It would be brilliant to add conditional DNS forwarding to the Caching DNS Forwarder in RouterOS. That is, the ability to specify “if a request comes in for a record under suffix foo.bar, forward it to 172.16.0.2 rather than the normal DNS server”. This is particularly helpful for allowing private DNS zones to be resolved across a VPN link while still allowing public DNS zones to be resolved by some local public DNS server (especially useful so that you don’t lose DNS when the VPN link goes down!).
I’m fully aware of the trick to implementing this using NAT, Mangle, and Layer7 Protocol rules in the firewall. However, that solution has various problems, including one huge one.
The big one is that it only works for DNS queries over UDP; any DNS query over TCP will just fail if this method is attempted. Obviously DNS mostly uses UDP, but it’ll fall back to TCP and break at surprising times.

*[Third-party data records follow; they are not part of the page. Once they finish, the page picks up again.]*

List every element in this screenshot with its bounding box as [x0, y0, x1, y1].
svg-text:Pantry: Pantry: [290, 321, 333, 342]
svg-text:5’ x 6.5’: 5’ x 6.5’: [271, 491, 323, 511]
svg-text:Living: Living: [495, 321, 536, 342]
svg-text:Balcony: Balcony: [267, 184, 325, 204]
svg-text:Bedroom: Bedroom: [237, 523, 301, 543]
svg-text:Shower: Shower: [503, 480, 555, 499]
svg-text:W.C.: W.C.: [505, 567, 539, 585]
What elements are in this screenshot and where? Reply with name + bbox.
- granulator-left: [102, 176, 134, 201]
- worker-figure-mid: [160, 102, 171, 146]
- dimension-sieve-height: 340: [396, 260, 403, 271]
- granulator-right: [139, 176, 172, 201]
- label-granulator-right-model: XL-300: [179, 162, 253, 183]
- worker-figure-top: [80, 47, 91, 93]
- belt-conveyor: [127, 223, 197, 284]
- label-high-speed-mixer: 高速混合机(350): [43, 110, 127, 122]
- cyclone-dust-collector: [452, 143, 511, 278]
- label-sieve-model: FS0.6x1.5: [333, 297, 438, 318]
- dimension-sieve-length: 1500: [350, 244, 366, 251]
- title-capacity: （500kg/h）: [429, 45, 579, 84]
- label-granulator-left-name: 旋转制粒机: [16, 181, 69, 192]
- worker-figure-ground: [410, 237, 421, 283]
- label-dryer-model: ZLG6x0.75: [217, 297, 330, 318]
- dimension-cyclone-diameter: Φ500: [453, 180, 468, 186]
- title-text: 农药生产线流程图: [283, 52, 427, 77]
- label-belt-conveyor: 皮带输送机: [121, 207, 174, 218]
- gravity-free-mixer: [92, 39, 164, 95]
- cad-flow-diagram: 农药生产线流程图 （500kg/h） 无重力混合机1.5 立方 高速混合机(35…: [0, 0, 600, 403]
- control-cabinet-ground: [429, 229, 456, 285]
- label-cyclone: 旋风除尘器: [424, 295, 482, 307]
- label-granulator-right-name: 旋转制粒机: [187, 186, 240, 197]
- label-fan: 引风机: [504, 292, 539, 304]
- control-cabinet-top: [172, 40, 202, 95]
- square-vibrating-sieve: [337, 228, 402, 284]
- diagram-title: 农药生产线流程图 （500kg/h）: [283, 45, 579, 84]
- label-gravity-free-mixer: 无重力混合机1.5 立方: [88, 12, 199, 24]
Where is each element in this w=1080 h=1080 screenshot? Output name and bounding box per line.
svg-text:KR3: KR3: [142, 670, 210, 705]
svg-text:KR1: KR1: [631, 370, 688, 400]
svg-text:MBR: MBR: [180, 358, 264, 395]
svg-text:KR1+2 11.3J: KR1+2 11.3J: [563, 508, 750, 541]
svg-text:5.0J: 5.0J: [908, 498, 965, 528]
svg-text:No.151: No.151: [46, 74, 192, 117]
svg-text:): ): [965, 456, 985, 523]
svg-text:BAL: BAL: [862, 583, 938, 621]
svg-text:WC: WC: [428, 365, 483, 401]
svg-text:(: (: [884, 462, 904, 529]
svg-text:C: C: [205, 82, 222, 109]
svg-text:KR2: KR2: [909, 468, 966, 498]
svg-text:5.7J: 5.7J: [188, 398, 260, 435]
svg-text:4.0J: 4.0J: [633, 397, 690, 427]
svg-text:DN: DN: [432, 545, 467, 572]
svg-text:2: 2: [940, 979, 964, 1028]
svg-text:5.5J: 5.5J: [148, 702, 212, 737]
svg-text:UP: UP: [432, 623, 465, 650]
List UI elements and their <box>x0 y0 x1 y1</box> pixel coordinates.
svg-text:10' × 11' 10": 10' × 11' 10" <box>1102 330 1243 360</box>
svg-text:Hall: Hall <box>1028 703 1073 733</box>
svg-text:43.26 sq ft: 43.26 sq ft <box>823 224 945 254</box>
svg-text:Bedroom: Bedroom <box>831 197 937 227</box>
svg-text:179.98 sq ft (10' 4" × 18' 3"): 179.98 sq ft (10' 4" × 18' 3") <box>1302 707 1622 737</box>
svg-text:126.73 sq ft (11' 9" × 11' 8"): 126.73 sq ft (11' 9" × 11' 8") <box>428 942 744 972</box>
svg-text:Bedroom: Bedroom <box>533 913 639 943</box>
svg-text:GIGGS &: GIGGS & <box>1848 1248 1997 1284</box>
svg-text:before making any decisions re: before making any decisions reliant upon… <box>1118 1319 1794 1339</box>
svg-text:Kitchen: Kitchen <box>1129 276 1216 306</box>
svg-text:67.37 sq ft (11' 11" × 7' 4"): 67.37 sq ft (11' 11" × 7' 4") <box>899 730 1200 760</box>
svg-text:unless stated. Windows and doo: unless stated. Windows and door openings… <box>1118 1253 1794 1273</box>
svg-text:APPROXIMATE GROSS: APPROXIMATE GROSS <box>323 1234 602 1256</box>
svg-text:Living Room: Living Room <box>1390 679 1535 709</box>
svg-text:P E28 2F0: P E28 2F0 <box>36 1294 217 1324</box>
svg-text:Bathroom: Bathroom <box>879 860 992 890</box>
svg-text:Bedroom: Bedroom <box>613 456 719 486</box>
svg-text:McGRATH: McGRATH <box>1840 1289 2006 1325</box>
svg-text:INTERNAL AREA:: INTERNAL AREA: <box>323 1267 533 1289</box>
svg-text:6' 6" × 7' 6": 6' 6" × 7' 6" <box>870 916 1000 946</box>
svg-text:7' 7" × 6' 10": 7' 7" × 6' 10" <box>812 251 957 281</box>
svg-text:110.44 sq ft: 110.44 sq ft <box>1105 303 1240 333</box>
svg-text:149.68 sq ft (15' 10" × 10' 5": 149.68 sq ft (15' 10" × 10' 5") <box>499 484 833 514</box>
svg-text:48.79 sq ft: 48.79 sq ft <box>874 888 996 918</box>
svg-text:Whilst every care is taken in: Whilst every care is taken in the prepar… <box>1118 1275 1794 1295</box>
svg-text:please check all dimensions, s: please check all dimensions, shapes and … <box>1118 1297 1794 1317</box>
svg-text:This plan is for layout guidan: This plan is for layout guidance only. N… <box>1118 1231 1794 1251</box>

A smaller issue, but a real one, is that implementing this method requires understanding the details of UDP DNS packet structure. Most of the tutorials on these forums and elsewhere get the regular expressions wrong.
Requests that get handled by the Layer7 NAT trick don’t get their results cached by the Mikrotik, so they have to be forwarded every time.
If Mikrotik doesn’t want to add this as a core feature of the RouterOS DNS Forwarder, I’d love to see a more fully-featured DNS forwarder added as a separate package, the way the fully-featured NTP client and server are.
/ip dns
set servers=8.8.8.8,8.8.4.4
/ip dns forwarders
add domain=company1.lan servers=10.11.12.13
add domain=company2.lan servers=192.168.89.10,192.168.89.11
and have all queries to .company1.lan go to 10.11.12.13, etc. It can’t be difficult to implement, can it?
Indeed it would be great!
For reasons, I use an internal DNS server for my local computers domain. At this point, my two MikroTik routers have two home servers as DNS backend which run dnsmasq with conditional forwarding. It would be really nice to shutdown the home servers and only use the MikroTik resolvers.